Cómo… Antes de que pudiera formular una respuesta, el apuesto demonio rubio preguntó: “¿Sabe hacer una lobotomía?”
“Sí, un poco”, respondió inconscientemente el médico de guardia. “Pero es una oveja…”
¿Podría ser la misma estructura cerebral?
Mientras contemplaba esto, observó cómo la oveja luchaba frenéticamente en sus ataduras, incapaz de escapar.
Lumian rió entre dientes.
“No importa. Podemos intentarlo. Es solo una oveja. Si muere, que así sea. Aún podemos asarlo”.
A continuación, arrastró a la oveja revoltosa hacia una mesa de tratamiento cercana, utilizando las manos y los pies para inmovilizarla.
Si el paciente hubiera sido humano, el médico, falto de experiencia y con la prohibición de realizar una lobotomía, nunca se habría atrevido a intentarlo. Sin embargo, como se trataba de una oveja, no tuvo reservas.
En un esfuerzo por evitar enemistarse con el demonio incendiario y cooperar mientras esperaba la llegada de la policía, el médico de guardia se acercó con cautela a la mesa de tratamiento.
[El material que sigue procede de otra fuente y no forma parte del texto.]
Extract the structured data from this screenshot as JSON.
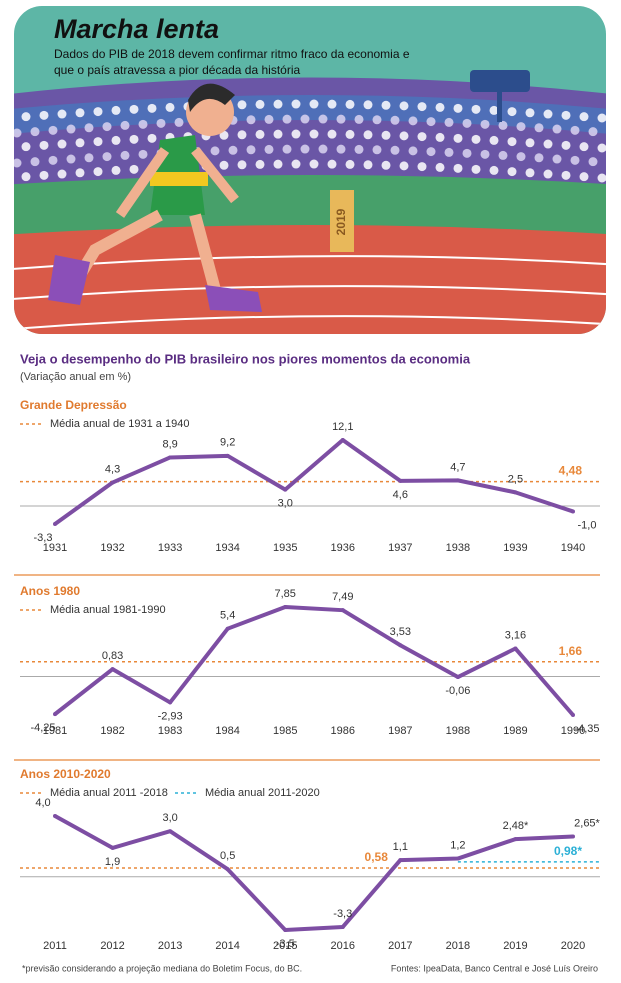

Dijo dubitativo: “Necesito un picahielos”.
Su intención era crear una excusa para ir al almacén de hielo y distanciarse del demonio incendiario. Sin embargo, justo cuando terminó de hablar, una mano surgió de las sombras, ofreciéndole un afilado carámbano1.
Q-qué está pasando… En su shock, el doctor oyó vagamente las palabras: “No hace falta que me des las gracias”.
Aturdido, aceptó el delgado carámbano y desenvolvió la venda blanca que cubría la cabeza de la oveja.
La lucha de las oveja se intensificó.
Evaluando los daños en las cuencas de sus ojos, el médico de guardia introdujo el fino y afilado carámbano por la grieta y lo manipuló con cuidado, agitando el lóbulo frontal de su cerebro.
Tras unos instantes de forcejeo, la oveja blanco-grisácea enmudeció abruptamente.